Montana Living, montana agriculture, my montana farmer, Marco Maneta University of Montana geosciences associate professor

How humans excel at predicting crop quality

Montana farmers have long watched their crops to gauge how well they are doing.

Though this process of agriculture may not seem too scientific, new research from the University of Montana and the Spanish Research Council suggests this type of evaluation can produce a lot of high-value information for crop monitoring and yield production.

Marco Maneta is a University of Montana geosciences associate professor and co-author of the study, which was published in the Proceedings of the National Academy of Sciences.

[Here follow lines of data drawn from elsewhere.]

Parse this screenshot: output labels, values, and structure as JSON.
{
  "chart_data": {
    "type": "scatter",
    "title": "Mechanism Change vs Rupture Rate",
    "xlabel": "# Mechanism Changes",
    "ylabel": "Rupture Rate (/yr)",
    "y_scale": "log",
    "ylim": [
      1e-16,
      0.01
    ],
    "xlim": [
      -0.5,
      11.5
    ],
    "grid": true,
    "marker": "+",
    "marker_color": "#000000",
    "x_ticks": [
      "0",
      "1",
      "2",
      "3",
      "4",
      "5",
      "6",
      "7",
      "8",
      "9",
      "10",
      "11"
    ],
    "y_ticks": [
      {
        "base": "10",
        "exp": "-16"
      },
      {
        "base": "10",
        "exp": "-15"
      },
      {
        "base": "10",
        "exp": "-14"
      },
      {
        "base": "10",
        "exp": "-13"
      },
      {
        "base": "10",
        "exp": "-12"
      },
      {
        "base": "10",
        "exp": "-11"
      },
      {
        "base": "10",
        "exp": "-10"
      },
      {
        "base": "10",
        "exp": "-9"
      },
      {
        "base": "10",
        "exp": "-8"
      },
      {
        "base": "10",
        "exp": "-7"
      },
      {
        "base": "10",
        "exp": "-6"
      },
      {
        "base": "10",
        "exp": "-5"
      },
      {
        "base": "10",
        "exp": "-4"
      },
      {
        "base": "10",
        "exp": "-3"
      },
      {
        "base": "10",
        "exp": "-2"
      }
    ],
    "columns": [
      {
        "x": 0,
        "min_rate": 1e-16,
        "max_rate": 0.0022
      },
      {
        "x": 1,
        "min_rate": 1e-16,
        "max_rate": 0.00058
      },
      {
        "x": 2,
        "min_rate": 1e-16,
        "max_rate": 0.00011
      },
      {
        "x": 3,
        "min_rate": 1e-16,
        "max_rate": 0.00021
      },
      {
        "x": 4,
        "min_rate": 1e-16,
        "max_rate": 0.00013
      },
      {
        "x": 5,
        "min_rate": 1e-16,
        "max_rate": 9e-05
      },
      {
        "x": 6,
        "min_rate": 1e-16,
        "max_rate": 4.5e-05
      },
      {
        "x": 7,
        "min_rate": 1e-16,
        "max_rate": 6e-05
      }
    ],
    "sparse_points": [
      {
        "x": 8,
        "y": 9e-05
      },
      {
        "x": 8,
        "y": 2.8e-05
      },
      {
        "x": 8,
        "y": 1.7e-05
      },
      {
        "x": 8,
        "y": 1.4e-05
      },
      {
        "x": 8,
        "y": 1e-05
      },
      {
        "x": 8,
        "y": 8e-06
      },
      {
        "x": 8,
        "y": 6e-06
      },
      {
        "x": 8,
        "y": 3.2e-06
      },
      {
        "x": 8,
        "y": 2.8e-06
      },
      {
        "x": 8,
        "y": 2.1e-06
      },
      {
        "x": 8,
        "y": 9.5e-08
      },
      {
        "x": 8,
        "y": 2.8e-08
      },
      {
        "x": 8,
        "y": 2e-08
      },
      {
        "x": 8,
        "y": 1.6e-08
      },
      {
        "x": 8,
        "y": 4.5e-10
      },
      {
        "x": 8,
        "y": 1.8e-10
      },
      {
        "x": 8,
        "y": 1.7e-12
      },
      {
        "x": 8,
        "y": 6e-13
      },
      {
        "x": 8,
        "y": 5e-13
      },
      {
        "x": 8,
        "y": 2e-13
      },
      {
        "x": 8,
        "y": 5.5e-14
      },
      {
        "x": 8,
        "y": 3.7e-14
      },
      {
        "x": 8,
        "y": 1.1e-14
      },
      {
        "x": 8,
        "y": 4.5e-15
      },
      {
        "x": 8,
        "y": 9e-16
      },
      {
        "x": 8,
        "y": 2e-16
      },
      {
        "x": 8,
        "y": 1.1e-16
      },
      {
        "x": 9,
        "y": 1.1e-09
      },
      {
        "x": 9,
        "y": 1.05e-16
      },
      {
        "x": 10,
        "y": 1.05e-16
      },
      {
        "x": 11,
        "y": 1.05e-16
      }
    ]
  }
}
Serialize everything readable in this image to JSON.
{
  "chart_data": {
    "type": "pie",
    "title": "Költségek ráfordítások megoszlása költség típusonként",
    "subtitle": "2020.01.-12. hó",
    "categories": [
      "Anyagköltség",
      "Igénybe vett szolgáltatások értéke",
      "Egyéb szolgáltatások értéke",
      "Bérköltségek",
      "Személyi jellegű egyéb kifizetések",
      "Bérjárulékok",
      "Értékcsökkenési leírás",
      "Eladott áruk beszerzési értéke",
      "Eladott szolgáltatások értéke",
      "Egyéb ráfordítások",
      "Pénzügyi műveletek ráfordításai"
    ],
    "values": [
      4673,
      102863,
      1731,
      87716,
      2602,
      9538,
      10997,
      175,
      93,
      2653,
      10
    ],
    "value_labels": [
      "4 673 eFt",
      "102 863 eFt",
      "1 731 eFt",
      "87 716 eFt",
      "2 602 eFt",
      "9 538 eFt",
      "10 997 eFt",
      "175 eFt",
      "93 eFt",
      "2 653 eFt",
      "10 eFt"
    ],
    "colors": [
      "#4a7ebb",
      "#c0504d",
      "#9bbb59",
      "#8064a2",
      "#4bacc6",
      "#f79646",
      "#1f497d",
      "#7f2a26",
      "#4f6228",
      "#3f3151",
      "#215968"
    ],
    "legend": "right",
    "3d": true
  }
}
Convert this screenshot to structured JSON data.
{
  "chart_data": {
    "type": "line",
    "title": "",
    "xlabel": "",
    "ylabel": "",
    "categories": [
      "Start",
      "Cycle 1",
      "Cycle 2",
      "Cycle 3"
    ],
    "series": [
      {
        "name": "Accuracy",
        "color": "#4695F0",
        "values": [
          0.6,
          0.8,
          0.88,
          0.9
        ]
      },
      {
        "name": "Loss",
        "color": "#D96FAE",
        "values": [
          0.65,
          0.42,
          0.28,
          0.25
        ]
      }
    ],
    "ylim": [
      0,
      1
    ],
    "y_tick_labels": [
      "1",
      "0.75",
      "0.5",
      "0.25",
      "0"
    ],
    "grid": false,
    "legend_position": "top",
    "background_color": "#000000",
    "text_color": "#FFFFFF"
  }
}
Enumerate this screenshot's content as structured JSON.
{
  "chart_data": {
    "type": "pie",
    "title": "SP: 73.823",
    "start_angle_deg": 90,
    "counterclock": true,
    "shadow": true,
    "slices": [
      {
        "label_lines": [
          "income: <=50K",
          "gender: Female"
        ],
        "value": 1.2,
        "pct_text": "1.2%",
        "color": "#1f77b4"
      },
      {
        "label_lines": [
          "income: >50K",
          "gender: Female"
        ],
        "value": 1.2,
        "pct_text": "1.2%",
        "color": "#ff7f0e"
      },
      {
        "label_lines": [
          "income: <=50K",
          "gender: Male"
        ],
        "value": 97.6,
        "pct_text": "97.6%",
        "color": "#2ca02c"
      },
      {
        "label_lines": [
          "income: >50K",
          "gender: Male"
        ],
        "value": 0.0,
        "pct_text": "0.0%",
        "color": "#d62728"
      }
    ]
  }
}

His team developed methods that strip all perception and judgment bias from categorical assessments of crop status performed by U.S. Department of Agriculture surveyors.

“Once the biases are removed, people become amazing sensors of crop status,” Maneta said. “This is because humans have the capacity to integrate contextual information into their assessment that standard sensors typically don’t capture, such as prior meteorological conditions, agricultural practices and technology, and other relevant nuances that are difficult to measure or quantify.”

The USDA conducts weekly qualitative surveys of crop status during the growing season for all major crops in the U.S. Maneta said these surveys are an important source of information for policymakers, market analysts and farm insurance companies, among others. The surveys started in the mid-1980s and can be used to study how production responds to varying climate conditions.

“These visual surveys have been available for a long time but have been underutilized by physical scientists for research purposes because human judgment is subjective and has been deemed unreliable for scientific studies,” said study lead author Santiago Begueria of the Spanish Research Council.

THE PERSONAL BIAS OF FARMING

What are some of the biases people have?

Maneta said some surveyors are simply more optimistic in their evaluations because of their personalities. Some are more sensitive to recognizing signs such as dryness, while others are overly influenced by recent weather events.
            “Bias also can be introduced if the person has selective memory and tends to remember years with better-than-normal conditions,” he said.
Maneta said they converted qualitative surveys into a continuous quantitative metric of crop conditions that removed the personal or location biases of the surveyors. This creates a strong crop-condition metric that can be used for scientific analysis or for crop monitoring and early warning systems.
“Our new crop-condition metric was shown to predict crop yields mid-season more accurately that the predictions issued by the USDA or the predictions used by analysts,” Maneta said.

“It can also be used to anticipate the impacts of drought on agriculture and inform where to allocate relief funds, which has the potential to reduce agricultural market volatility and improve food security.”